NovelToon NovelToon
Sultan Desa

Sultan Desa

Status: sedang berlangsung
Genre:Perjodohan / CEO / Balas Dendam
Popularitas:7k
Nilai: 5
Nama Author: Miss Ra

​"Menikahlah dengannya, atau kamu pergi dari rumah ini tanpa membawa apa pun!"

​Tepat dua hari sebelum pernikahan adiknya, Aira dipaksa menikah dengan pria kusam dari ujung desa demi membuang sial. Dewa, pria yang hanya bermodalkan motor tua dan pakaian lusuh, menjadi suaminya dalam semalam.

​Aira sudah bersiap hidup melarat.

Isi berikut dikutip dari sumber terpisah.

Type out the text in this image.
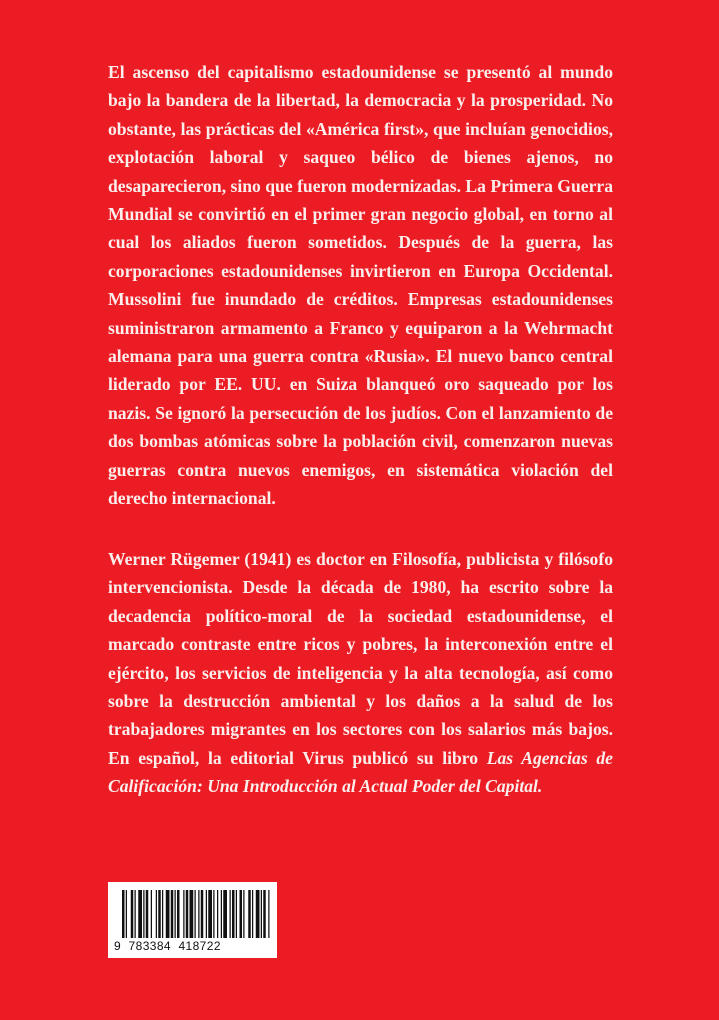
El ascenso del capitalismo estadounidense se presentó al mundo bajo la bandera de la libertad, la democracia y la prosperidad. No obstante, las prácticas del «América first», que incluían genocidios, explotación laboral y saqueo bélico de bienes ajenos, no desaparecieron, sino que fueron modernizadas. La Primera Guerra Mundial se convirtió en el primer gran negocio global, en torno al cual los aliados fueron sometidos. Después de la guerra, las corporaciones estadounidenses invirtieron en Europa Occidental. Mussolini fue inundado de créditos. Empresas estadounidenses suministraron armamento a Franco y equiparon a la Wehrmacht alemana para una guerra contra «Rusia». El nuevo banco central liderado por EE. UU. en Suiza blanqueó oro saqueado por los nazis. Se ignoró la persecución de los judíos. Con el lanzamiento de dos bombas atómicas sobre la población civil, comenzaron nuevas guerras contra nuevos enemigos, en sistemática violación del derecho internacional.
Werner Rügemer (1941) es doctor en Filosofía, publicista y filósofo intervencionista. Desde la década de 1980, ha escrito sobre la decadencia político-moral de la sociedad estadounidense, el marcado contraste entre ricos y pobres, la interconexión entre el ejército, los servicios de inteligencia y la alta tecnología, así como sobre la destrucción ambiental y los daños a la salud de los trabajadores migrantes en los sectores con los salarios más bajos. En español, la editorial Virus publicó su libro Las Agencias de Calificación: Una Introducción al Actual Poder del Capital.
9  783384  418722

Namun, saat ia mulai tulus mencintai sang suami di tengah kemiskinan, sebuah iring-iringan mobil mewah datang menjemput.

​Siapa sangka, pria yang dihina keluarganya sebagai fakir itu ternyata pemegang tahta tertinggi di kota ini. Saat topeng terbuka, mampukah Aira bertahan di dunia suaminya yang penuh intrik, atau justru ia yang akan berbalik meninggalkan kemewahan itu?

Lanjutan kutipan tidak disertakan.